Economie
Casablanca Finance City et Oxford Economics appellent à intensifier la mobilisation des financements durables en Afrique
30/05/2025 - 18:29
Hamza BAMMOUCasablanca Finance City (CFC), en partenariat avec Oxford Economics Africa, a présenté ce jeudi la 10ᵉ édition de son rapport Africa Insights, intitulé "Catalyzing Africa’s sustainable transition: Insights to impact a climate-resilient future". Le document, dévoilé à l’occasion d’une conférence CFC Insights à Casablanca, formule des recommandations concrètes pour accélérer les investissements durables sur le continent africain
Face à l’urgence climatique et aux besoins croissants en financement, le rapport met en lumière les nombreux atouts du continent, notamment l’abondance de ses ressources naturelles et son potentiel en énergies renouvelables. Bien que l’Afrique ne soit responsable que de moins de 3% des émissions mondiales de gaz à effet de serre, elle reste particulièrement exposée aux effets du changement climatique.
L’étude identifie dix leviers d’action pour favoriser la transition verte et faire de la finance durable un moteur de croissance économique bas-carbone. Elle estime à 190 milliards de dollars par an les besoins en financement climatique d’ici à 2030, appelant à une action régionale concertée pour orienter les capitaux, harmoniser les cadres réglementaires et rassurer les investisseurs.
Parmi les recommandations clés figurent la promotion des partenariats public-privé, la mobilisation des centres financiers internationaux, le renforcement de la préparation des projets et la valorisation du rôle stratégique de la diaspora. Le rapport souligne également la nécessité de revoir la perception du risque associé aux projets verts, en particulier dans les secteurs jugés stratégiques comme les énergies renouvelables, l’agriculture intelligente, l’économie bleue, les minerais critiques et les infrastructures.
L’étude s’appuie sur des cas concrets pour illustrer la viabilité économique de ces opportunités et met en avant les instruments financiers innovants déjà à l’œuvre, tels que les obligations vertes, sociales et durables, la finance mixte ou encore les marchés carbone.
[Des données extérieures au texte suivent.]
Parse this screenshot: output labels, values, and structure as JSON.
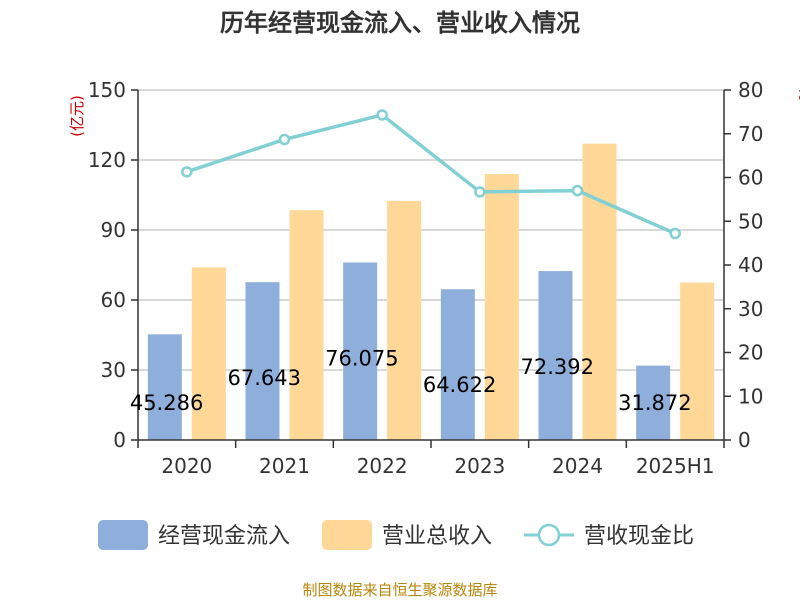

Ces derniers, en développement dans des pays comme l’Afrique du Sud, le Kenya ou le Ghana, pourraient représenter jusqu’à 25% du marché mondial du crédit carbone à l’horizon 2030.
CFC a d’ailleurs lancé, en partenariat avec la Caisse de Dépôt et de Gestion, un projet visant à créer un marché régional volontaire du carbone.
Lors de l’événement, Mme Lamia Merzouki, Directrice générale adjointe de Casablanca Finance City Authority, a souligné la nécessité d’"une stratégie multidimensionnelle" pour poser les fondements d’une finance durable structurée et pérenne. M. Deon Fourie, économiste en chef chez Oxford Economics Africa, a quant à lui affirmé que "la finance durable n’est pas seulement un impératif climatique, mais une nécessité de développement".
Réunissant des experts issus des secteurs public et privé, la conférence a permis d’échanger sur les freins et les leviers de la finance verte en Afrique. À quelques mois de la COP30, le rapport appelle à une mobilisation accrue pour structurer un écosystème financier africain innovant, résilient et compétitif au service de la transition énergétique du continent.